Maintenant, il faut savoir que certains héros de série sévissent dans un seul récit. L’élégance expressive en vigueur aujourd’hui parle de « one shot ». Prenez La Dame dans l’auto avec des lunettes et un fusil, de SEBASTIEN JAPRISOT. Prenez Fatale ou La Position du tireur couché, de JEAN-PATRICK MANCHETTE. Prenez Le Maître d’escrime, d’ARTURO PEREZ REVERTE. Le confort n’est pas aussi grand, mais presque, grâce parfois au jaune et noir de la couverture : c'est exprès que vous êtes entré dans cette boutique-là, vous savez que vous y trouverez l’article cherché.

 

 

Souvent, le plus marrant, dans le polar, c'est le titre. Parfois, il n'y a même que ça de drôle.

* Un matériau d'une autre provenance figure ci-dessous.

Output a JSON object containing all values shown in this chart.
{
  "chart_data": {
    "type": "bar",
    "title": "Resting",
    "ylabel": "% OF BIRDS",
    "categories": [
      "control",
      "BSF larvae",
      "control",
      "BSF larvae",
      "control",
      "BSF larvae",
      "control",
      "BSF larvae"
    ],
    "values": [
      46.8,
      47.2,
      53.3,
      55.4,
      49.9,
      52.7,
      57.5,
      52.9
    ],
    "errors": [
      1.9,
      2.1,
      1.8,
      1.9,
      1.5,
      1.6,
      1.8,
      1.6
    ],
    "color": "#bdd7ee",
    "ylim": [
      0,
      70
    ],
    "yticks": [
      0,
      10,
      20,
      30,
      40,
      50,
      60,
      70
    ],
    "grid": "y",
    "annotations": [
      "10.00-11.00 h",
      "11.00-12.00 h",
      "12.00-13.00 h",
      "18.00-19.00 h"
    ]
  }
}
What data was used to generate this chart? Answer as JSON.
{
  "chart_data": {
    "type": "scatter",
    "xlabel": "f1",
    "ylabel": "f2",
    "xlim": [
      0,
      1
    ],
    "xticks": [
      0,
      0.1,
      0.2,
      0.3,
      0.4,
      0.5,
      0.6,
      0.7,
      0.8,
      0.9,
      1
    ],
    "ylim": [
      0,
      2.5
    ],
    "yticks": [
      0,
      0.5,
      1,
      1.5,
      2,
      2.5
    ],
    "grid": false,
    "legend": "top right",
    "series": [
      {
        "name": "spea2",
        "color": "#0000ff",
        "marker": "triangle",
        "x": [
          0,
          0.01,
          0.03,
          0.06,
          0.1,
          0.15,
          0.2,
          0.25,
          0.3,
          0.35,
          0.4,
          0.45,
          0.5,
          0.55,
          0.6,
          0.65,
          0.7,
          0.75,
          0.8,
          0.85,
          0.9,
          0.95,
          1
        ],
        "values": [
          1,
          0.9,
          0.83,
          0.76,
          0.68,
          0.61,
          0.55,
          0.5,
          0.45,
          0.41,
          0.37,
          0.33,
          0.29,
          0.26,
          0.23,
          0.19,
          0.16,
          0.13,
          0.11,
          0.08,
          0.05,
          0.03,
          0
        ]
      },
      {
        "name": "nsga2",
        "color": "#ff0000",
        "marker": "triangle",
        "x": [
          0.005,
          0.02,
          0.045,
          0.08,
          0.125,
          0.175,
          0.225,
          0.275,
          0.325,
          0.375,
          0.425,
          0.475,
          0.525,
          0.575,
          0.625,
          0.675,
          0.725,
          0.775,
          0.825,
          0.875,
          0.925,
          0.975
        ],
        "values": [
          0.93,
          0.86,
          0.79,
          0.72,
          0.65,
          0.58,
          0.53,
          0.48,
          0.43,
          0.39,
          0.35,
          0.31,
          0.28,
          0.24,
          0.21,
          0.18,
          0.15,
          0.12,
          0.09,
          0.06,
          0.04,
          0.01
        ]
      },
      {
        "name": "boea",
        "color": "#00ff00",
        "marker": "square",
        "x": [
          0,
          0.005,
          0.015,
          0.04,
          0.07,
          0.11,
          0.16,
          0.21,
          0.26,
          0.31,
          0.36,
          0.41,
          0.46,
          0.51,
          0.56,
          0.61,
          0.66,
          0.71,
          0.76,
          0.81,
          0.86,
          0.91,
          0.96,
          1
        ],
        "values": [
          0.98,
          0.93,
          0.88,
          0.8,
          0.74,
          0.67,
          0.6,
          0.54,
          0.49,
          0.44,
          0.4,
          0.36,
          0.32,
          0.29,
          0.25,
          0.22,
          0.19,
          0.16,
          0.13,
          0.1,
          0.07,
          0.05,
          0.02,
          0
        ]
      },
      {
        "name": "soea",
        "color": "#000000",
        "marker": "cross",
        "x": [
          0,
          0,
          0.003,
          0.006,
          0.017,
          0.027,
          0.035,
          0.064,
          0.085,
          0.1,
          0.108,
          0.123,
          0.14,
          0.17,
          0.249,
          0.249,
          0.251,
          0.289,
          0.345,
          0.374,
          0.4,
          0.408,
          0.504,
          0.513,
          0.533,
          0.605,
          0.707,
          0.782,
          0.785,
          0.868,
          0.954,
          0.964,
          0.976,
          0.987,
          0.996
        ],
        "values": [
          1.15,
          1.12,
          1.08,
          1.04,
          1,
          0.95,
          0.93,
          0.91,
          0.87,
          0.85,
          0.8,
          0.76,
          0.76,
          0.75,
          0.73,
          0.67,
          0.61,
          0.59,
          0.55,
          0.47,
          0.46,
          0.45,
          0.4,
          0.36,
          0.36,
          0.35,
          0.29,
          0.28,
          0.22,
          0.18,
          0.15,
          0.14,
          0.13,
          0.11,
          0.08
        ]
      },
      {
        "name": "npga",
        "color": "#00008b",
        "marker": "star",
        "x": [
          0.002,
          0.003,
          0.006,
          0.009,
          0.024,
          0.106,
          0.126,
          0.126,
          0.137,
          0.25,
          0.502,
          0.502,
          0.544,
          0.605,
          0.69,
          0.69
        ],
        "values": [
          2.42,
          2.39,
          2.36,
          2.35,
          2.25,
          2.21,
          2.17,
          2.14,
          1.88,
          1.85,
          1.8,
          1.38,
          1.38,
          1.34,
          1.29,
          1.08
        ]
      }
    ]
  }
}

Parce qu'il faut dire que les San Antonio, pendant un temps, ont été assez ratés. Mais quand vous tombez nez à nez avec Les Anges se font plumer, vous capitulez, bien sûr. Entre la vie et la morgue est une trouvaille. Ménage tes méninges n'est pas mal non plus. Mais il n'y a pas que San Antonio. Que pensez-vous de Enterrement pour Cythère (ANDRE HELENA ) ? J'aime beaucoup Mes Morts d'outre-tombe (PIERRE NEMOURS).  

 

 

Bref : en peinture, il y a MICHEL-ANGE, et puis il y a mon oncle ; pour la musique, il y a BEETHOVEN, et puis il y a moi sous la douche; enfin il y a MARCEL PROUST et il y a FREDERIC DARD, pour ce qui est d'écrire des histoires. Et moi, j'ai un principe, je ne veux pas faire de jaloux. On a de la morale, ou on n'en a pas.